The jury in Virginia found Kevin Mallory, 61, guilty of delivery of defence information to aid a foreign government and other charges, and he faces a maximum penalty of life in prison when sentenced on Sept. 21, the department said in a statement.
A U.S. official familiar with the case said it was a serious security breach that highlighted aggressive efforts by Chinese intelligence to gather sensitive American secrets.
Officials found four documents, including three that contained classified information, stored on a Samsung Galaxy smartphone Mallory was given for covert communications by Michael Yang, a man whom Mallory met when he travelled to Shanghai in March and April 2017, according to court documents.
Mallory, of Leesburg, Virginia, told the FBI in a voluntary interview that he had concluded that Yang worked for the People’s Republic of China Intelligence Service, the statement said.

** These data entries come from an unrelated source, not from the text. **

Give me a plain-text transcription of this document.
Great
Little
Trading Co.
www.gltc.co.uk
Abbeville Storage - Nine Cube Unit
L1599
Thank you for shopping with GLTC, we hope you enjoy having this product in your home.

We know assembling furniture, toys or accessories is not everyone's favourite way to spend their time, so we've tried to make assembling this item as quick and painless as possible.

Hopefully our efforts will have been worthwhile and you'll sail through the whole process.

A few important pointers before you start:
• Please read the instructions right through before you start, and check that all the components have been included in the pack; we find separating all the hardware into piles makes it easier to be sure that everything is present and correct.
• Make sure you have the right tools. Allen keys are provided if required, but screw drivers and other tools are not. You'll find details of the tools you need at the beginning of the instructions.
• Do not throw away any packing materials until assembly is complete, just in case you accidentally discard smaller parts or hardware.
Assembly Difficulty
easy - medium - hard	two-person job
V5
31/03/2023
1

One of the documents on the phone “contained unique identifiers for human sources who had helped the U.S. government,” it said.
Mallory had worked as a covert case officer for the CIA and an intelligence officer for the Defense Intelligence Agency. His security clearance was terminated when he left government service in 2012, the statement said.
Last week officials arrested Ron Hansen, a former officer with the U.S. Defense Intelligence Agency, in Washington state for allegedly trying to spy on the United States for China.
Earlier this year, former CIA case officer Jerry Chun Shing Lee was indicted for conspiring to gather or deliver national defence information to China.